Dilatory pleas, by the laws of the late government of the country, were presented and disposed of, before the answer on the merits was filed. It is the opinion of this court, that the act above alluded to impliedly abolished that practice, by requiring the defendant to answer, within a certain delay, every material fact stated in the plaintiff’s petition—and that from thence it became the duty of defendants to file, within that delay, their allegations on the merits of the case, and at the same time such exceptions as they might wish to avail themselves of. But, this had never been settled by any positive decision, and the district judge seems to have considered the plea as regularly filed, since he acted *173upon it, heard it argued and decided on its merits. At any rate, the situation of the defendant, after the admission and disposal of his plea, could not be worse than if he had not answered at all.

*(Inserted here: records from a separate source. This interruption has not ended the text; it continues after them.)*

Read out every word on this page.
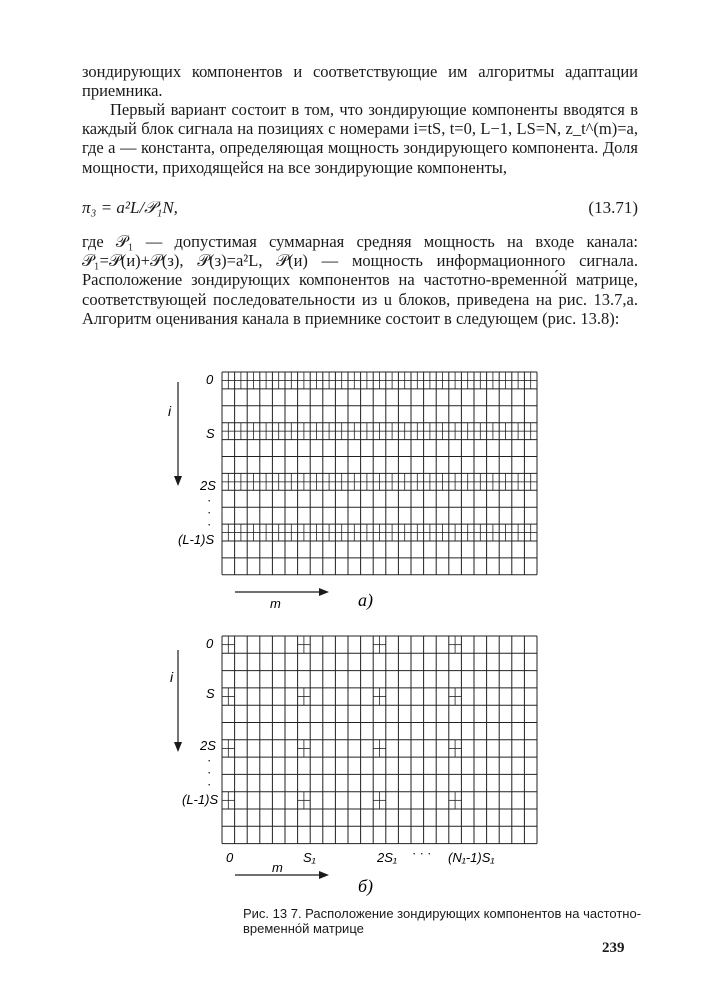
зондирующих компонентов и соответствующие им алгоритмы адаптации приемника.
Первый вариант состоит в том, что зондирующие компоненты вводятся в каждый блок сигнала на позициях с номерами i=tS, t=0, L−1, LS=N, z_t^(m)=a, где a — константа, определяющая мощность зондирующего компонента. Доля мощности, приходящейся на все зондирующие компоненты,
π₃ = a²L/𝒫₁N,	(13.71)
где 𝒫₁ — допустимая суммарная средняя мощность на входе канала: 𝒫₁=𝒫(и)+𝒫(з), 𝒫(з)=a²L, 𝒫(и) — мощность информационного сигнала. Расположение зондирующих компонентов на частотно-временно́й матрице, соответствующей последовательности из u блоков, приведена на рис. 13.7,a. Алгоритм оценивания канала в приемнике состоит в следующем (рис. 13.8):
i
0
S
2S
·
·
·
(L-1)S
m	а)
i
0
S
2S
·
·
·
(L-1)S
0	S₁	2S₁ · · · (N₁-1)S₁
m
б)
Рис. 13 7. Расположение зондирующих компонентов на частотно-временно́й матрице
239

When no answer has been filed, within the fixed delay, it is discretionary with the judge to allow the defendant further time to file it: but, in the exercise of that discretion, he certainly can do nothing else than granting or refusing it: he can impose no conditions on the defendant that with deprive him of rights secured to him by law. If the judge thought that the plea of the defendant was no legal answer, he might, on the motion of the plaintiff, have granted a judgment by default, but when he permitted the defendant to answer on the merits, he assimilated him to a defendant, who has obtained further time, and who is during that further time, in the situation in which he was, before the delay fixed by law had expired.
Although this court is aware of the inconvenience and loss which must be the result of the delay, in a suit of this nature, the remanding of this cause to a trial by jury is inevitable.
It is, therefore, ordered, adjudged and decreed, that the judgment of the district court be annulled, avoided and reversed, and that the cause be remanded for a trial by jury.